SUI has turned on gasless stablecoin transfers on mainnet. The new feature lets users send stablecoins without needing to hold any SUI tokens to cover transaction fees. It's a direct attempt to cut friction — one of the bigger complaints about using crypto for everyday payments. But the change also puts a spotlight on how the network will sustain itself if a chunk of activity no longer consumes its native token.
No SUI token required
Until now, sending any token on SUI meant keeping a small balance of SUI to pay gas. That extra step could stall a new user who only wanted to move USDC or USDT. With gasless transfers, the stablecoin transaction itself covers the fee — no separate SUI wallet needed. The feature is live on mainnet as of this week, making SUI one of the first layer‑1s to offer native gasless stablecoin moves.

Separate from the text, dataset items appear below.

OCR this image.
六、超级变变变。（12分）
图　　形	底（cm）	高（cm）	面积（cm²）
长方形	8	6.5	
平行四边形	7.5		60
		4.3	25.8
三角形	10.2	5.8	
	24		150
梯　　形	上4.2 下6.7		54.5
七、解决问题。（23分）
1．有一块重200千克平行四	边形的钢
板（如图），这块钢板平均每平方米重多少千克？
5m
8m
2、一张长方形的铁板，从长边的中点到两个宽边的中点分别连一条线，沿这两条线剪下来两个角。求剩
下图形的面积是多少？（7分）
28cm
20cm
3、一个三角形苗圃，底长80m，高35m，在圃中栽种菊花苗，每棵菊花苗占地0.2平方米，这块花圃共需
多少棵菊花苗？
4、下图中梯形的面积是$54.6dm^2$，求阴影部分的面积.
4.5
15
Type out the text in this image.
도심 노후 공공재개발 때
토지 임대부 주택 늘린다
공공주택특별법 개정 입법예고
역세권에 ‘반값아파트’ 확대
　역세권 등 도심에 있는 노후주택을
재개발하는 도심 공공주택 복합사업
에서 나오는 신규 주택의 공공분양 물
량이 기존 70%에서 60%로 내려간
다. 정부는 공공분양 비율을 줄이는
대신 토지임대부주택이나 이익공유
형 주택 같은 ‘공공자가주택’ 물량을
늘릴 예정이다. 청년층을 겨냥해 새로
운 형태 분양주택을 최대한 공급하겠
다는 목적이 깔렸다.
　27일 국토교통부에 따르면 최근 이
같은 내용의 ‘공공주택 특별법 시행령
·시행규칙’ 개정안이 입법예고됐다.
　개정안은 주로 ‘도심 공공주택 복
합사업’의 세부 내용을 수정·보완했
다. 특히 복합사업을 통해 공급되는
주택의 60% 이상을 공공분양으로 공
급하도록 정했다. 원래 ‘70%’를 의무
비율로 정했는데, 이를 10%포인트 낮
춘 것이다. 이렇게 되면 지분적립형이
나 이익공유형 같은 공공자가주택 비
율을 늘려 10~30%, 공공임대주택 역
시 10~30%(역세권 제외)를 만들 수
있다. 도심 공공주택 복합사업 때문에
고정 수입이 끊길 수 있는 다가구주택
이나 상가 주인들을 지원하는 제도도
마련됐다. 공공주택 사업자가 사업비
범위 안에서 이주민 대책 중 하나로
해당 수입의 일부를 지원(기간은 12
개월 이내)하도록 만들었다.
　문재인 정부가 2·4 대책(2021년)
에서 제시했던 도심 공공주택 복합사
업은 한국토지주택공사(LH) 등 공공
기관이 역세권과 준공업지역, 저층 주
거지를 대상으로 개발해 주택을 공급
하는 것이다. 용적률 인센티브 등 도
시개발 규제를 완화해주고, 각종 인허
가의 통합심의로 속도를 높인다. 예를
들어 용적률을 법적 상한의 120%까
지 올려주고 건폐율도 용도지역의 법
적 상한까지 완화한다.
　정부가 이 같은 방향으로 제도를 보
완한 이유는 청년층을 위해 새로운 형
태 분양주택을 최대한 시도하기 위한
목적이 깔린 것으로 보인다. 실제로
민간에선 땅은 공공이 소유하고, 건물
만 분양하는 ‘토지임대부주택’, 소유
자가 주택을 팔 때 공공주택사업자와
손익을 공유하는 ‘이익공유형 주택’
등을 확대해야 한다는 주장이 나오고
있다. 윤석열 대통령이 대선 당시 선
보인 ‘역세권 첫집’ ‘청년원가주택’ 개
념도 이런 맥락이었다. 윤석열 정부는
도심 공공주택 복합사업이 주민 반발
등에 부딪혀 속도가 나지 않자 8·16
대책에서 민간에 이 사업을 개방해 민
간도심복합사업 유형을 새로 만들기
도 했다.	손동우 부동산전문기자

Lowering the barrier to entry
The team behind SUI has framed the change as a way to bring in people who aren't already holding the network's native asset. Think remittances, merchant payments, or any scenario where a user just wants to send dollars on‑chain. Removing the requirement to buy and hold SUI first could make the whole process feel more like a regular payment app. That kind of friction reduction is exactly what broader crypto adoption needs.
A balancing act for the network
Gasless transfers don't eliminate fees — they just shift who pays them. The details of how validators get compensated aren't fully spelled out in the announcement, but the structure matters. If stablecoin transactions use a separate fee pool or rely on subsidies, the economics could look different from a standard SUI transfer. Sustainability is the open question. The network has to keep validators happy while making the user experience seamless. It's a tightrope, and SUI is now walking it.
Live on mainnet now
The feature is already deployed. No testnet, no phased rollout — it's there. The real test will be watching whether usage picks up and whether the fee model holds up under load. For now, SUI has made a bet that removing token friction matters more than keeping every transaction inside the native‑token economy. That bet just went live.